A l’étape du casting, nous avons rencontré et testé entre 300 et 400 jeunes actrices. Mais à travers le viseur de la caméra, j’ai toujours senti que ce n’est pas ce que je cherchais. J’étais donc un peu désespéré et, en rentrant à Paris, après l'échec de ce casting, j’ai reçu un appel de Malgoska Szumowska à qui j’ai dit que j’étais dans une situation difficile : je devais commencer le tournage quelques jours plus tard et je n’avais pas d’actrice. Malgoska m'a répondu que dans le café où elle se trouvait, il y avait en face d’elle une femme qui n’avait pas l’air d’une religieuse, mais qui semblait quelqu’un de très intéressant. Je lui ai demandé de prendre cette femme en photo, avec son portable, clandestinement. Ella l’a fait et m'a envoyée la photo à Paris. C’est comme ça que nous avons trouvé et finalement engagé Agata Trzebuchowska.
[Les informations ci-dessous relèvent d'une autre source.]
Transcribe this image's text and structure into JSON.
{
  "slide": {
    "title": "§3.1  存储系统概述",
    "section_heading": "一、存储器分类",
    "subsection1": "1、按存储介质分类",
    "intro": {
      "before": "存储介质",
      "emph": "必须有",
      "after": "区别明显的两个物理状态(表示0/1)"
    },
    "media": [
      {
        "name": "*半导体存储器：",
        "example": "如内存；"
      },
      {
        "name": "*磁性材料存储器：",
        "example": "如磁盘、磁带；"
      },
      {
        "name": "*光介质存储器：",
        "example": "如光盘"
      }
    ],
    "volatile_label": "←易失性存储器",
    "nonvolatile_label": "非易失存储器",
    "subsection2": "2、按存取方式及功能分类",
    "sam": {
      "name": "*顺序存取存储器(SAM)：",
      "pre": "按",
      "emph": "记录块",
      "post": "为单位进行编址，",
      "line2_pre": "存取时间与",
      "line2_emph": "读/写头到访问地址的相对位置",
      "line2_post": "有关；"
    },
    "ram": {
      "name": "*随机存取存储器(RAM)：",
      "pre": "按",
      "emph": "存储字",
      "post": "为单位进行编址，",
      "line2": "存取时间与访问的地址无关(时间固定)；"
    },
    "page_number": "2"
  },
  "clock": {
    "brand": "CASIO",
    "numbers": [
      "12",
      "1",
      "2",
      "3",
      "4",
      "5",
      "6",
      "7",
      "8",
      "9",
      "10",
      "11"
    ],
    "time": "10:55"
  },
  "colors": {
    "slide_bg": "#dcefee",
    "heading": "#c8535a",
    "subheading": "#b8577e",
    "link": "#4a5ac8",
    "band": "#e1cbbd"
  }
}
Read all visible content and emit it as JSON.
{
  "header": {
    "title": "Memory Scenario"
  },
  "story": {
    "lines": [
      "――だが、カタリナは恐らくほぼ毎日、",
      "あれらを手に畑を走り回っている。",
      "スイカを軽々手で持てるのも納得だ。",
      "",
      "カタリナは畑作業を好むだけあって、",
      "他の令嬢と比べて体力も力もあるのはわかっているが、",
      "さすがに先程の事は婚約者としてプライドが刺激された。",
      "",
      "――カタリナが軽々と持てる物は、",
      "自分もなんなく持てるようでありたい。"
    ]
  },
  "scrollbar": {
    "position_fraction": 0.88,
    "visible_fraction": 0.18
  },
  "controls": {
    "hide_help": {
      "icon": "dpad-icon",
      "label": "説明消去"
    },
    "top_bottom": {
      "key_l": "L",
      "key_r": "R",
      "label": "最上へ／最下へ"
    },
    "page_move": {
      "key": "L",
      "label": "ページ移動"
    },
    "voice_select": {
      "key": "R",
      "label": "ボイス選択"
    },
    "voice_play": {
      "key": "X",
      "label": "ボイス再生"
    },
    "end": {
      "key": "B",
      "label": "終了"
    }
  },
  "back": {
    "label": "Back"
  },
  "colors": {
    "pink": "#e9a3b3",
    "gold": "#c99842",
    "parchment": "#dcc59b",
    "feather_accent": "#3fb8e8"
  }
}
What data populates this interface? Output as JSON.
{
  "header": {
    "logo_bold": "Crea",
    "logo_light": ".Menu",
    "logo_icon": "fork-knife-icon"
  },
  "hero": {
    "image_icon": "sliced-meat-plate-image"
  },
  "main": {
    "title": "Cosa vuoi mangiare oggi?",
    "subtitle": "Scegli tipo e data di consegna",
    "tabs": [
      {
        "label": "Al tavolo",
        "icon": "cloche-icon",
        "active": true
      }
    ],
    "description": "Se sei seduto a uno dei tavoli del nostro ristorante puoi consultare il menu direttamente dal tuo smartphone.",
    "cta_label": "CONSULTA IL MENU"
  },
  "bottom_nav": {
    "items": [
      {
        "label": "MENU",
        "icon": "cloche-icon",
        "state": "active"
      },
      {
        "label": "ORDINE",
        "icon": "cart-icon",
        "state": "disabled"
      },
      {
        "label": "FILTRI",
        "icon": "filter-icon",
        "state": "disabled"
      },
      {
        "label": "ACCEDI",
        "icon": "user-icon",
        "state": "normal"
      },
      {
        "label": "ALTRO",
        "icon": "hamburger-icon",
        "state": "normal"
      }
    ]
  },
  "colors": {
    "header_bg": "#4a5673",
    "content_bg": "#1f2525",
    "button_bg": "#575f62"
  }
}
Pour l'autre rôle clé du film, celui de la tante, fonctionnaire communiste juive écartée du pouvoir, le choix a-t-il été plus facile ?
Beaucoup plus. J’ai choisi Agata Kulesza qui est parfaite pour ce rôle, qui l’a bien perçu et qui lui était naturel. Wanda est un personnage particulier, très ambigüe, avec d'une certaine manière deux personnalités. Elle change, elle sort de son "espace de sécurité", elle revient... Mais le film n’a pas de but didactique et si le personnage de Wanda est ambigu, il ne constitue le portrait de personne. Il s'agit juste d'une création commune d’Agata et moi.

Le choix du format en noir et blanc a-t-il compliqué le financement?
Quand j’ai présenté l’idée de ce format pour le film à l’un des investisseurs, il m’a dit en rigolant : "Arrête, tu n’est plus étudiant." Et il s’est presque désinvesti du film. Pour moi, ce format était absolument adéquat pour cette histoire. J’avais une vision très nette : du noir et blanc, de longues prises avec une caméra fixe, des cadrages très larges et des personnages situés en périphérie. Et cela a marché. Le film en lui-même nous a imposé ce modèle et il n’était pas possible de tourner autrement. Avec le chef opérateur Lukasz Zal, nous avons dialogué de façon très intense. Un tournage est comme une danse du réalisateur avec les autres. Quand on a un bon partenaire, une bonne équipe de collaborateurs, on obtient un résultat de bonne qualité. Cela a été le cas avec deux actrices prinvcipales, mais également avec les acteurs Adam Ogrodnik et Adam Szyszkowski. J’ai choisi de très bons acteurs, et des personnages très forts. J’ai eu de la chance.